Cuentos de Malanoche: La mano.


Con motivo de los ejercicios espirituales el colegio de las hermanas recibió la visita de un conjunto de religiosas a las que genéricamente se las identificó como las misioneras. Mujeres de distintas edades dotadas de particular locuacidad que tenían por objetivo instruir a las niñas mayores en el clima de reflexión imperante, por el Concilio que recién terminaba.

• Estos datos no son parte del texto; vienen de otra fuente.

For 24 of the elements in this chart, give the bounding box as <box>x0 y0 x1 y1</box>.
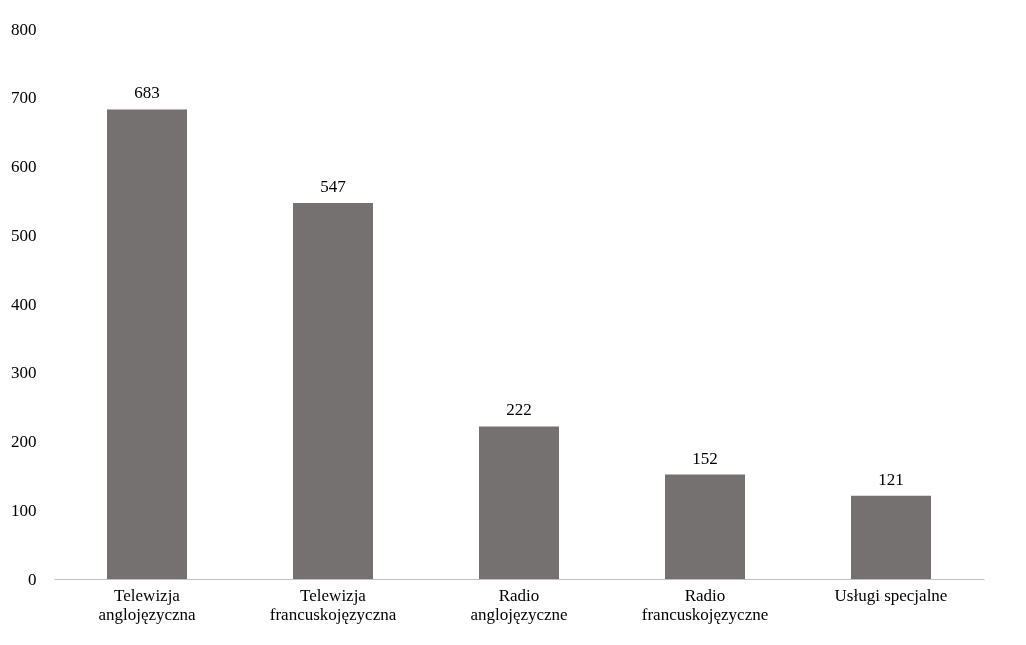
x-tick-label: Radio anglojęzyczne <box>470 585 568 624</box>
y-tick-label: 200 <box>11 432 37 451</box>
y-tick-label: 700 <box>11 88 37 108</box>
x-tick-label: Usługi specjalne <box>834 585 948 605</box>
y-tick-label: 100 <box>11 500 37 520</box>
bar <box>479 426 559 579</box>
bar <box>851 495 931 579</box>
y-tick-label: 500 <box>11 225 37 245</box>
data-label: 152 <box>692 448 718 468</box>
x-tick-label: Telewizja anglojęzyczna <box>98 585 197 624</box>
y-tick-label: 300 <box>11 363 37 383</box>
y-tick-label: 600 <box>11 157 37 176</box>
y-tick-label: 0 <box>28 569 37 589</box>
data-label: 121 <box>878 469 904 489</box>
data-label: 683 <box>134 83 160 103</box>
bar <box>107 109 187 579</box>
x-tick-label: Radio francuskojęzyczne <box>641 585 769 624</box>
bar <box>293 202 373 579</box>
data-label: 222 <box>506 400 532 420</box>
y-tick-label: 400 <box>11 294 37 314</box>
data-label: 547 <box>320 176 347 196</box>
x-tick-label: Telewizja francuskojęzyczna <box>269 585 397 624</box>
y-tick-label: 800 <box>11 19 37 39</box>
bar <box>665 474 745 579</box>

Cuando todas esperaban el clima monacal que siempre acompañaba los hechos públicos en único colegio de niñas de Malanoche, todo desbordó de otra manera: había cánticos, no siempre alusivos a santos y vírgenes, proyecciones de cine, comidas, paseos, encuentros con diversos sectores de la comunidad, juegos colectivos, espacios de expresión plástica y literaria, y por supuesto a cierta altura del día la palabra de alguna de las religiosas que las enviaba a todas a la casa, pensando. Pensando también que en último día ya no habría salida al hogar, sino una convivencia usando de lleno lo que había sido en otro tiempo, el amplio espacio del pupilaje.

Fue esa noche en que no se volvía a casa cuando habló la hermana Consuelo, y dijo:

-Hay temas que no se deben tratar. Son riesgosos para el alma y para el cuerpo. Hay espacios de los cuales no se vuelve, y no es un sano desafío el saber que es lo que pasa allí.

Algunas de las chicas pensaron en algunos lugares recónditos del colegio a los cuales no se las dejaba entrar, pero la charla se orientaba en otro sentido:

-¿Qué es lo que pasa más allá de la muerte? Habrá un lugar de castigo para algunas, un lugar que premiará a otras, e incluso un espacio de lenta redención. Pero para saber de ese mundo hay que esperar lo inevitable –en entonces deletreó- la- muer- te.

Un estremecimiento en una contagió eléctricamente a las restantes, un murmullo fue aplacado por la voz de la oradora.

-Hubo hace muchos años un grupo de chicas como Ustedes, que se hicieron las preguntas que yo pienso deben evitar hacerse. ¿Cómo será ese mundo después de la muerte? Y entonces entre dos, dos enormes amigas se hicieron una promesa: la primera que muriera vendría nuevamente a este mundo para contar lo que era aquel de ultratumba.

-No pasó una estación cuando sobrevino la tragedia. La mayor de las dos –que era de Gallegos- murió instantáneamente cuando en lo que era una feliz visita al Cabo la sorprendió un inesperado desprendimiento de rocas.-La charla de Consuelo entró a lentificarse. Su público abrió los ojos para imaginar aquella escena fatal. –Pasaron las diligencias mortuorias y llegó una noche en que ya no quedaba más que rezar por ella, y dormir. Pero esa noche se sintió un viento frío, y todas comenzaron a despertarse aunque no atinaban a moverse de sus lechos. Entonces vieron una luz que se proyectaba desde sus espaldas, cada una en distinta posición diría después que la luz venía detrás de si. Y con la luz se sintieron pasos, pasos que arrastraban cadenas, pasos engrillados, y una voz que comenzaba a jadear con dificultad, falta de aliento. Entonces esa presencia, acercándose a la cama de la niña que había jurado volver del otro mundo para contar como era, hizo escuchar este lamento, esta advertencia: estoy en el purgatorio, por no haber sido la mejor hija, la mejor alumna, por jurar cosas que no deben jurarse. ¡Estoy en el purgatorio! Y de pronto se sintió un olor penetrante a carne quemada.

Ya para entonces la hermana Consuelo recibió de otra de las religiosas un paquete envuelto en celofán azul, y del interior del mismo sacó una funda de una almohada, funda sobre la cual se podía observar estampada a fuego los huesos de una mano.